In exploring those aspects of our behavior that are instinctual as distinct from those which are dependent on external forces, Ridley takes us through experiments on worms and fruit flies, into the kitchen where the analogy of genes and the environment is assimilated to 'baking a cake' (131). Whether we accept that behavior lies in our genes depends on what we actually mean by 'behavior,' which remains obscure. We learn the important fact (for any girl/gay man on a date) that a lack of smell is proven to relate to having a small penis (138). From this Ridley concludes that 'the man with low libido... remains sexually indifferent to women even after puberty' (139) thus proving 'a pathway from a gene to a behavior' (139). So now you know.

Never far from a sexual analogy, Ridley examines the experience of early childhood on human behavior but digresses to the relationship between the size of the male ring figure, the size of male genitalia and health (157). This is followed by a discussion on incest that broadly follows the sociologists Edward Westermarck's research on marriage between brother and sister. Though the highest incident of incestual relationships is that between fathers and children, Ridley fails to mention this at all. Instead, we are told the alarming story of Albert B, an orphan who in the 1920's became the subject of behavior experiments carried out by the psychologists John B. Watson and his wife Rosalie Rayner (184). From this we learn there are potential human abilities that the right kind of social conditioning helps to evolve or bring to fruition.

Early on in the book Ridley makes the error of confusing the human 'mind' with 'brain function' (74), a misnomer that continues throughout, e.g., 'human minds are never isolated' (204, 208). Though it is clear that Ridley has no knowledge of the philosophy of mind and fails to understand the many arguments concerning mind / body dualism he makes a rather gratuitous attempt to rubbish philosophers. To take one example. Ridley argues that the strive for reproduction 'immediately explains something that Aristotle, Descartes, Rousseau and Hume had not even realized needed explaining: why people are nice to their children..." (237). 'People are instinctively nice to their children because their genes make them that way, and their genes make them that way because genes that do so survive -- through the children -- at the expense of genes that do not' (242). This leads to some rather gratuitous claims, such as the verdict that the gene SRY 'sets in motion the sequence of events that (usually) leads to men sitting on couches drinking beer and watching football while women shop and gossip'(247). At this point it is hard to disagree with Mary Midgley's comment, which Ridley quotes and then quickly dismisses, that 'genes ... are just protein recipes; "they cannot be selfish or unselfish, any more than atoms can be jealous, elephants abstract or biscuits teleological"' (237).

The main problem with this book lies in its mish-mash of controversial scientific data, its need to both accept and dismiss genetic determinism, its failure to fully explain 'nurture' (which says nothing about perception, affects, reason or intuition) its confusion of mind with brain and its lull of perpetual contradictions, through which, it is clear, Ridley remains unsure of his own position.
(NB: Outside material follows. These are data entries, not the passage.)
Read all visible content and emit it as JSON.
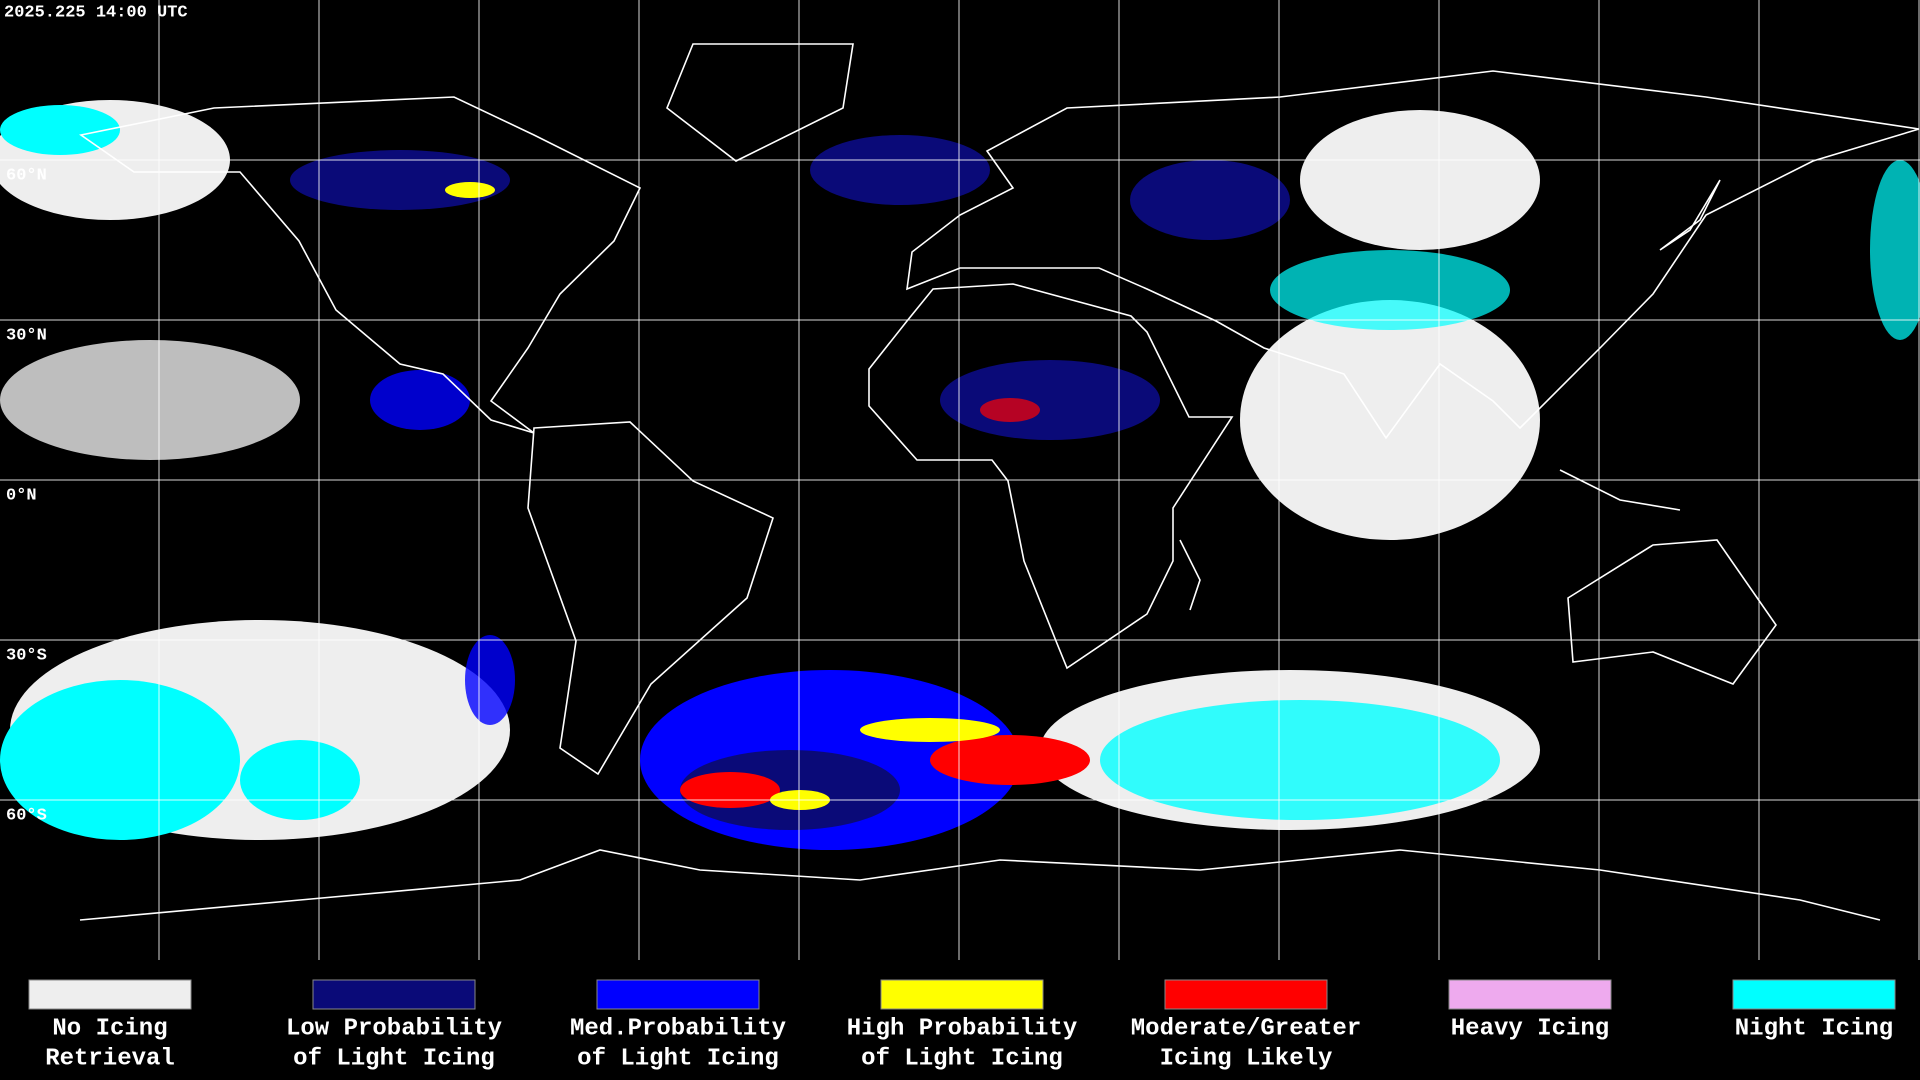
{
  "header": {
    "timestamp": "2025.225 14:00 UTC"
  },
  "map": {
    "latitude_labels": [
      "60°N",
      "30°N",
      "0°N",
      "30°S",
      "60°S"
    ]
  },
  "legend": {
    "items": [
      {
        "lines": [
          "No Icing",
          "Retrieval"
        ],
        "color": "#eeeeee"
      },
      {
        "lines": [
          "Low Probability",
          "of Light Icing"
        ],
        "color": "#0a0a78"
      },
      {
        "lines": [
          "Med.Probability",
          "of Light Icing"
        ],
        "color": "#0000ff"
      },
      {
        "lines": [
          "High Probability",
          "of Light Icing"
        ],
        "color": "#ffff00"
      },
      {
        "lines": [
          "Moderate/Greater",
          "Icing Likely"
        ],
        "color": "#ff0000"
      },
      {
        "lines": [
          "Heavy Icing"
        ],
        "color": "#eeaaee"
      },
      {
        "lines": [
          "Night Icing"
        ],
        "color": "#00ffff"
      }
    ]
  }
}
Though Ridley turns, in his last chapter, to a discussion of 'freedom of will' the absence of any philosophical literature (which is vast) is all too apparent. It is therefore difficult to determine to whom this book will appeal. Its mix of pop-psychology and pop science is no doubt aimed at this market but its place in the nature/nurture genre remains shallow. This is summed up in the last sentence, 'Nature versus nurture is dead. Long live nature via nurture' (280).

 

© 2003 Eccy de Jonge

 

Eccy de Jonge is lecturer in philosophy at Middlesex University, UK and the author of Spinoza and Deep Ecology: challenging traditional approaches to environmentalism (Aldershot: Ashgate, 2003).